圷. (プロフ) [2016年7月30日 14時] [固定リンク] PCから [違反報告]

(夜明さん専用)

圷. (プロフ) [2016年7月30日 15時] 1番目の返信 PCから [違反報告]

何やら生き物の気配を感じ来てみれば、懐かしい顔がそこにあった。今も尚神社に閉じ込められている身としては、人間すら見るのも珍しいというのに、こんな古い友人を見るなんて今日はついている。嬉しさを全面、狐面をつけているためわかりにくいが、嬉しそうに近付き微笑み返す。
「お、俺のこと覚えてる…?」
4つの尾をぱたぱたと横に振り、彼の手をとり見つめる。嬉しさ反面心配もあったが、気がついてほしい。
ずっと一人ぼっちでいたこの地で、忘れた日はなかった大切な友人だ。

(プロフ) [2016年7月30日 16時] 2番目の返信 スマホ [違反報告]

「…む?きみは…天火くんか…?」
足早に歩き狐面の彼に近づき、顔と四本の尾を見て、雫は顔を綻ばせた。透き通るような白さの頬を紅潮させ、真紅の瞳を細める。久しいな、と優しい声で天火に語りかけた。番傘を畳み、また一歩近付いた。
「覚えておらぬ訳がないだろう。愛しい友人の顔を忘れるほど老化しておらぬ」

圷. (プロフ) [2016年8月3日 17時] 3番目の返信 PCから [違反報告]

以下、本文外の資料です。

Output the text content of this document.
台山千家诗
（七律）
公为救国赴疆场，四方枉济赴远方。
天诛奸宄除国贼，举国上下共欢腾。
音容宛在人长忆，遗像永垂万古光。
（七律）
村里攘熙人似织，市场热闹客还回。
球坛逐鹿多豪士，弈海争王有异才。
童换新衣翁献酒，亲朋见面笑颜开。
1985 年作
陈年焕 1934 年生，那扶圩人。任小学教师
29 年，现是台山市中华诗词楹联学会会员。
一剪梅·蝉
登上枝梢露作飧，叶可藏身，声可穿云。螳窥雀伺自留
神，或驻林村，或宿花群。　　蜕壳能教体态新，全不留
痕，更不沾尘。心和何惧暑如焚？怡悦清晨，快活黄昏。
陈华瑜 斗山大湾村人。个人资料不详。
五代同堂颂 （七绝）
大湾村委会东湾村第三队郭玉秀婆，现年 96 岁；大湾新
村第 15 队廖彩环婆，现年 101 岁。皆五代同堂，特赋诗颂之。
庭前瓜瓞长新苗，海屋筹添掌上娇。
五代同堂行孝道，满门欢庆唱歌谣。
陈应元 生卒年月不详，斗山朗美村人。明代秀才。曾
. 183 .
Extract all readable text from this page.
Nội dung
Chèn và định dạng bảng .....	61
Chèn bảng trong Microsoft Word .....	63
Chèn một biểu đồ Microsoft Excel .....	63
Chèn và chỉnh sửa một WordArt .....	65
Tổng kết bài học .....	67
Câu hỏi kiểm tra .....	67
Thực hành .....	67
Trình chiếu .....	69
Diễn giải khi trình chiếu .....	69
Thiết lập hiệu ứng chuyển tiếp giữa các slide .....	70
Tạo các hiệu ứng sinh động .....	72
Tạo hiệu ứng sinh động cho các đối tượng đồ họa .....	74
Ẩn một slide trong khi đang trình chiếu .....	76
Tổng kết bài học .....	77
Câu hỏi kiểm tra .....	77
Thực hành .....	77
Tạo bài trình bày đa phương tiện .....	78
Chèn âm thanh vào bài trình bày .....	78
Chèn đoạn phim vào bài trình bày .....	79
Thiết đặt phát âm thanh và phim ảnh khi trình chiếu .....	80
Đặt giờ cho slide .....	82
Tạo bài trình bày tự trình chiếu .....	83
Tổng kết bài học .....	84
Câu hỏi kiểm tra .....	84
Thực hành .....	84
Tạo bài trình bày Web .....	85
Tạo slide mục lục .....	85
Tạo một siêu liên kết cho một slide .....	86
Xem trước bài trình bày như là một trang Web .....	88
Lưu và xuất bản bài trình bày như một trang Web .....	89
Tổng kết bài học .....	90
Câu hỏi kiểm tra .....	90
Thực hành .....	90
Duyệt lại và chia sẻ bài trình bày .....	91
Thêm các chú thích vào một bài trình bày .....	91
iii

嬉しそうにこくこくと頷き、尻尾を無意識にばたつかせる。
「何百年ぶり!?俺千年くらいここの神社に閉じ込められちゃってさぁ、なかなか会いに行けなくて」
笑いながら早口で言うと、狐面を取った。顔はあまり見せたくないのだが古い友人ともなれば話は別だ。
そしてつもる話もあり彼とゆっくり話したいところだったが、これ以上は結界があり、先に進めなかった。
そのためしょうがなく彼の手を離す。
「これ以上進んだらお前も結界の中閉じ込められちゃうから、気を付けてね」
先程とは打って変わり、少し寂しそうな顔で微笑んだ。